{$L_k$}-biharmonic hypersurfaces in space forms with three distinct principal curvatures

Commun. Korean Math. Soc. 2020 Vol. 35, No. 4, 1221-1244 https://doi.org/10.4134/CKMS.c200056 Published online August 5, 2020 Printed October 31, 2020

Mehran Aminian Vali-e-Asr University of Rafsanjan

Abstract : In this paper we consider $ L_k $-conjecture introduced in \cite{AminianKashani, AminKashani} for hypersurface $ M^n $ in space form $ R^{n+1}(c) $ with three principal curvatures. When $ c=0, -1 $, we show that every $ L_1 $-biharmonic hypersurface with three principal curvatures and $ H_1 $ is constant, has $ H_2=0 $ and at least one of the multiplicities of principal curvatures is one, where $ H_1 $ and $ H_2 $ are first and second mean curvature of $ M $ and we show that there is not $ L_2 $-biharmonic hypersurface with three disjoint principal curvatures and, $ H_1 $ and $ H_2 $ is constant.
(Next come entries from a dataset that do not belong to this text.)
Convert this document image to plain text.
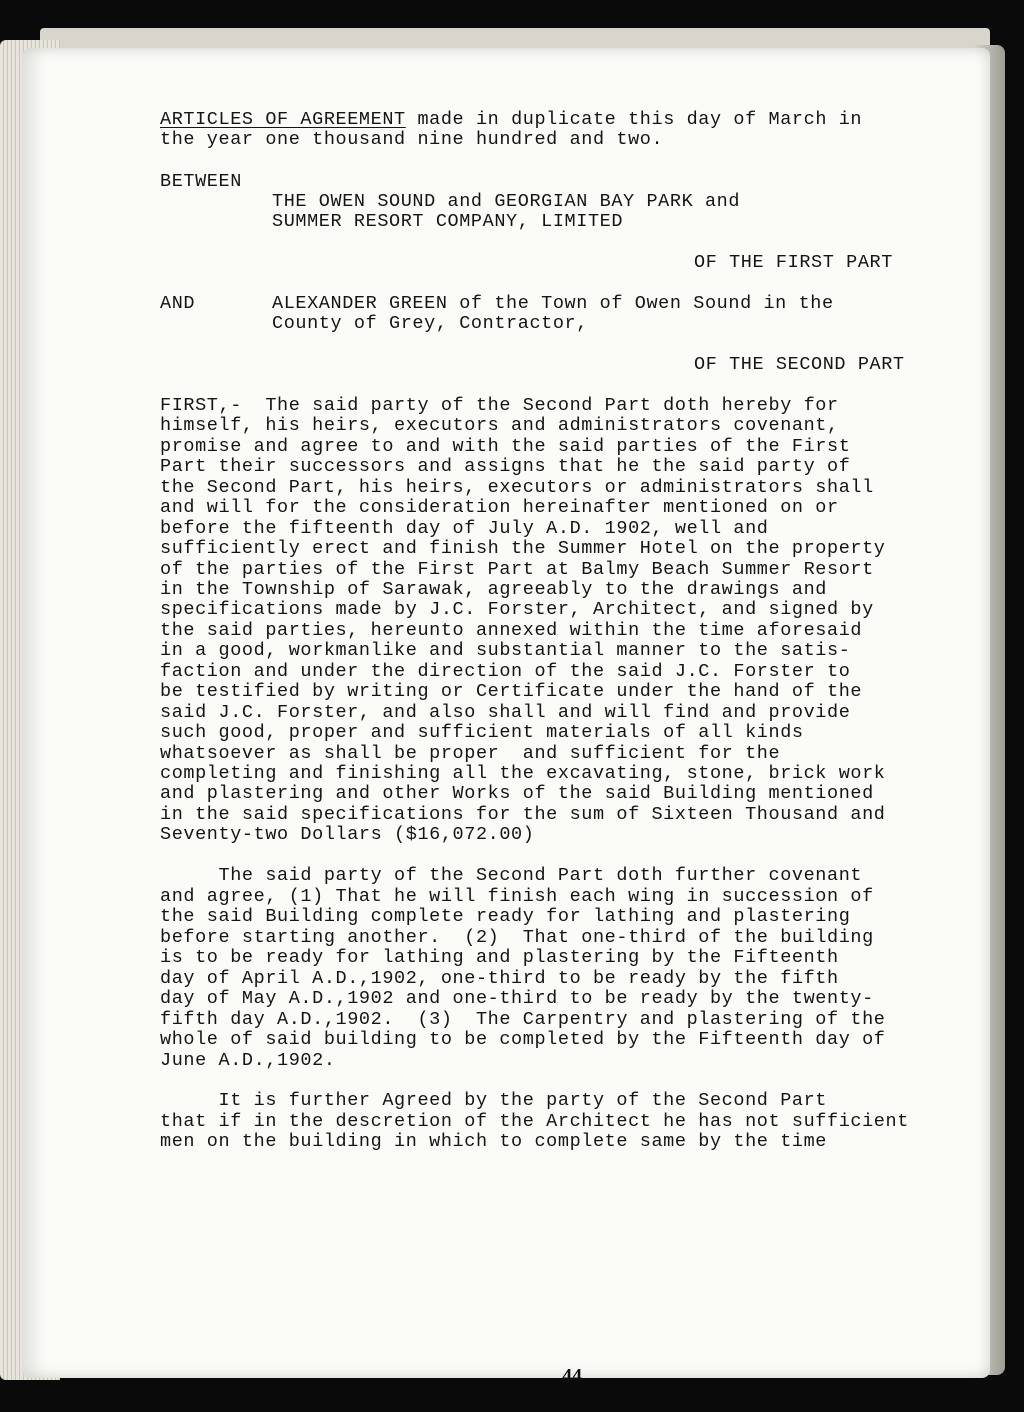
ARTICLES OF AGREEMENT made in duplicate this day of March in
the year one thousand nine hundred and two.
BETWEEN
THE OWEN SOUND and GEORGIAN BAY PARK and
SUMMER RESORT COMPANY, LIMITED
OF THE FIRST PART
AND	ALEXANDER GREEN of the Town of Owen Sound in the
County of Grey, Contractor,
OF THE SECOND PART
FIRST,-  The said party of the Second Part doth hereby for
himself, his heirs, executors and administrators covenant,
promise and agree to and with the said parties of the First
Part their successors and assigns that he the said party of
the Second Part, his heirs, executors or administrators shall
and will for the consideration hereinafter mentioned on or
before the fifteenth day of July A.D. 1902, well and
sufficiently erect and finish the Summer Hotel on the property
of the parties of the First Part at Balmy Beach Summer Resort
in the Township of Sarawak, agreeably to the drawings and
specifications made by J.C. Forster, Architect, and signed by
the said parties, hereunto annexed within the time aforesaid
in a good, workmanlike and substantial manner to the satis-
faction and under the direction of the said J.C. Forster to
be testified by writing or Certificate under the hand of the
said J.C. Forster, and also shall and will find and provide
such good, proper and sufficient materials of all kinds
whatsoever as shall be proper  and sufficient for the
completing and finishing all the excavating, stone, brick work
and plastering and other Works of the said Building mentioned
in the said specifications for the sum of Sixteen Thousand and
Seventy-two Dollars ($16,072.00)
The said party of the Second Part doth further covenant
and agree, (1) That he will finish each wing in succession of
the said Building complete ready for lathing and plastering
before starting another.  (2)  That one-third of the building
is to be ready for lathing and plastering by the Fifteenth
day of April A.D.,1902, one-third to be ready by the fifth
day of May A.D.,1902 and one-third to be ready by the twenty-
fifth day A.D.,1902.  (3)  The Carpentry and plastering of the
whole of said building to be completed by the Fifteenth day of
June A.D.,1902.
It is further Agreed by the party of the Second Part
that if in the descretion of the Architect he has not sufficient
men on the building in which to complete same by the time
44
For $ c=1 $, by considering having three principal curvatures, we classify $L_1$-biharmonic hypersurfaces with multiplicities greater than one, $ H_1 $ is constant and $ H_2=0 $, proper $L_1$-biharmonic hypersurfaces which $ H_1 $ is constant, and $ L_2 $-biharmonic hypersurfaces which $ H_1 $ and $ H_2 $ is constant.